What is the role of the resistor in this setup?
-The resistor acts as a stand-in for the light bulb, allowing the experimenter to measure the voltage and current across it. This provides a precise way to observe the effects of current flow in the circuit over time.
How does the length of the wire affect the delay in the circuit?
-The length of the wire causes a delay because the electrical signal has to travel down the wire and back, which introduces a time lag. This delay is on the order of microseconds depending on the wire length.
What does the oscilloscope reveal about the behavior of the circuit?
-The oscilloscope shows how the voltage and current change over time. It reveals a light-speed delay before the full current reaches the light bulb, with an initial small current followed by a larger current once the signal travels the full length of the wire.
What is the significance of the 1.6-microsecond delay observed in the experiment?
-The 1.6-microsecond delay corresponds to the time it takes for the electrical signal to travel down the wire and back, which aligns with the expected delay for a 500-meter-long wire. This delay represents the light-speed travel time for the signal.
Why is the current that flows immediately after the switch is flipped so small?

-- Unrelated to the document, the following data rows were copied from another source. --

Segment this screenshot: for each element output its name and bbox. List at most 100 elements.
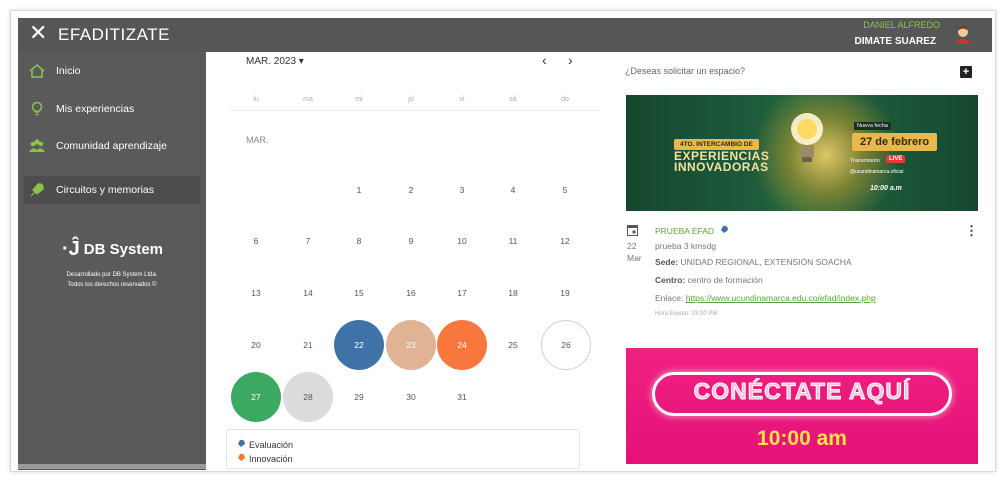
- event-more-icon[interactable]: ⋮: [965, 223, 978, 239]
- event-centro: Centro: centro de formación: [655, 275, 763, 285]
- calendar-day-event[interactable]: 27: [231, 372, 281, 422]
- legend-item-innovacion: Innovación: [235, 453, 293, 464]
- footer-line-1: Desarrollado por DB System Ltda.: [66, 272, 158, 278]
- event-link[interactable]: https://www.ucundinamarca.edu.co/efad/in…: [686, 293, 876, 303]
- sidebar-item-mis-experiencias[interactable]: Mis experiencias: [24, 95, 200, 123]
- calendar-day[interactable]: 1: [334, 165, 384, 215]
- community-icon: [29, 139, 45, 152]
- event-banner-experiencias[interactable]: 4TO. INTERCAMBIO DE EXPERIENCIAS INNOVAD…: [626, 95, 978, 211]
- calendar-day[interactable]: 8: [334, 216, 384, 266]
- home-icon: [29, 64, 45, 78]
- banner-time: 10:00 a.m: [870, 185, 902, 192]
- calendar-day[interactable]: 10: [437, 216, 487, 266]
- calendar-day[interactable]: 25: [488, 320, 538, 370]
- calendar-day[interactable]: 17: [437, 268, 487, 318]
- connect-time: 10:00 am: [757, 427, 847, 450]
- calendar-day[interactable]: 18: [488, 268, 538, 318]
- sidebar-item-label: Comunidad aprendizaje: [56, 140, 167, 152]
- rocket-icon: [30, 183, 44, 197]
- calendar-day-event[interactable]: 24: [437, 320, 487, 370]
- weekday-label: sá: [509, 96, 517, 103]
- evaluation-icon: [236, 439, 245, 449]
- calendar-day[interactable]: 3: [437, 165, 487, 215]
- event-sede: Sede: UNIDAD REGIONAL, EXTENSIÓN SOACHA: [655, 257, 852, 267]
- sidebar-item-inicio[interactable]: Inicio: [24, 57, 200, 85]
- request-space-text: ¿Deseas solicitar un espacio?: [625, 66, 746, 76]
- divider: [230, 110, 600, 111]
- calendar-day[interactable]: 6: [231, 216, 281, 266]
- weekday-label: mi: [355, 96, 363, 103]
- calendar-day[interactable]: 15: [334, 268, 384, 318]
- sidebar-item-circuitos[interactable]: Circuitos y memorias: [24, 176, 200, 204]
- event-hour: Hora Evento: 03:00 PM: [655, 311, 718, 317]
- connect-banner[interactable]: CONÉCTATE AQUÍ 10:00 am: [626, 348, 978, 464]
- calendar-day[interactable]: 7: [283, 216, 333, 266]
- sidebar-item-label: Mis experiencias: [56, 103, 135, 115]
- sidebar-item-label: Circuitos y memorias: [56, 184, 155, 196]
- calendar-icon: [627, 225, 638, 236]
- calendar-day-event[interactable]: 23: [386, 320, 436, 370]
- calendar: MAR. 2023 ▾ ‹ › lu ma mi ju vi sá do MAR…: [230, 52, 600, 470]
- banner-headline: EXPERIENCIAS INNOVADORAS: [674, 149, 770, 174]
- event-enlace: Enlace: https://www.ucundinamarca.edu.co…: [655, 293, 876, 303]
- calendar-day[interactable]: 11: [488, 216, 538, 266]
- banner-date: 27 de febrero: [852, 133, 938, 151]
- connect-text: CONÉCTATE AQUÍ: [693, 378, 911, 405]
- banner-transmission: Transmisión: [850, 158, 880, 164]
- legend: Evaluación Innovación: [226, 429, 580, 469]
- event-day: 22: [627, 241, 637, 251]
- sidebar-item-label: Inicio: [56, 65, 81, 77]
- calendar-day-today[interactable]: 26: [541, 320, 591, 370]
- calendar-day-event[interactable]: 22: [334, 320, 384, 370]
- horizontal-scrollbar[interactable]: [18, 464, 206, 469]
- user-first-name: DANIEL ALFREDO: [863, 20, 940, 30]
- calendar-day[interactable]: 13: [231, 268, 281, 318]
- legend-label: Innovación: [249, 453, 293, 464]
- avatar[interactable]: [952, 23, 974, 45]
- lightbulb-icon: [791, 113, 823, 162]
- calendar-day[interactable]: 12: [540, 216, 590, 266]
- calendar-day[interactable]: 31: [437, 372, 487, 422]
- sidebar: Inicio Mis experiencias Comunidad aprend…: [18, 52, 206, 470]
- calendar-day[interactable]: 19: [540, 268, 590, 318]
- sidebar-item-comunidad[interactable]: Comunidad aprendizaje: [24, 132, 200, 160]
- evaluation-icon: [719, 225, 729, 235]
- legend-label: Evaluación: [249, 439, 294, 450]
- calendar-day[interactable]: 9: [386, 216, 436, 266]
- db-system-logo: ·Ĵ DB System: [62, 238, 163, 261]
- calendar-day[interactable]: 14: [283, 268, 333, 318]
- month-select[interactable]: MAR. 2023 ▾: [246, 56, 304, 67]
- top-bar: ✕ EFADITIZATE DANIEL ALFREDO DIMATE SUAR…: [18, 18, 992, 52]
- live-badge: LIVE: [886, 155, 906, 163]
- weekday-label: ju: [408, 96, 414, 103]
- calendar-day[interactable]: 20: [231, 320, 281, 370]
- innovation-icon: [236, 453, 245, 463]
- next-month-button[interactable]: ›: [568, 52, 573, 68]
- calendar-day-event[interactable]: 28: [283, 372, 333, 422]
- footer-text: Desarrollado por DB System Ltda. Todos l…: [18, 270, 206, 290]
- calendar-day[interactable]: 4: [488, 165, 538, 215]
- add-space-button[interactable]: +: [960, 66, 972, 78]
- event-title[interactable]: PRUEBA EFAD: [655, 225, 729, 236]
- close-icon[interactable]: ✕: [29, 23, 47, 45]
- lightbulb-icon: [31, 101, 43, 116]
- footer-line-2: Todos los derechos reservados ©: [67, 282, 157, 288]
- right-panel: ¿Deseas solicitar un espacio? + 4TO. INT…: [612, 52, 992, 470]
- calendar-day[interactable]: 29: [334, 372, 384, 422]
- calendar-day[interactable]: 30: [386, 372, 436, 422]
- event-subtitle: prueba 3 kmsdg: [655, 241, 716, 251]
- calendar-day[interactable]: 16: [386, 268, 436, 318]
- weekday-label: vi: [459, 96, 465, 103]
- user-last-name: DIMATE SUAREZ: [854, 36, 936, 47]
- event-card: 22 Mar PRUEBA EFAD ⋮ prueba 3 kmsdg Sede…: [626, 223, 978, 323]
- calendar-day[interactable]: 2: [386, 165, 436, 215]
- prev-month-button[interactable]: ‹: [542, 52, 547, 68]
- db-logo-icon: ·Ĵ: [62, 238, 80, 260]
- month-label: MAR.: [246, 135, 269, 145]
- weekday-label: do: [561, 96, 569, 103]
- calendar-day[interactable]: 5: [540, 165, 590, 215]
- logo-text: DB System: [83, 241, 163, 258]
- calendar-day[interactable]: 21: [283, 320, 333, 370]
- legend-item-evaluacion: Evaluación: [235, 439, 293, 450]
- banner-new-date-label: Nueva fecha: [854, 122, 891, 130]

-The immediate current is small because it's the result of the initial wave of electrons moving through the wire before the full light-speed signal reaches the light bulb. This current doesn't fully activate the light bulb but indicates that the circuit is starting to conduct.
What are the two possible explanations for the initial small current in the circuit?
-The two possible explanations are capacitance and induction. These effects can cause a small amount of current to flow almost immediately, even before the main signal reaches the light bulb.
How does the chain-in-tube analogy help explain the current flow?
-The chain-in-tube analogy helps by illustrating how the motion of electrons in the wire isn't a simple instantaneous process. Instead, the interaction between electrons, modeled as particles or links in a chain, propagates down the wire, influenced by electric fields and photon interactions.
What happens when both ends of the wire are disconnected, and how does it affect the current?
-When both ends of the wire are disconnected, the current doesn't fully reach the light bulb. The circuit shows a transient signal, but since no current can flow through the open wire, the light bulb never turns on.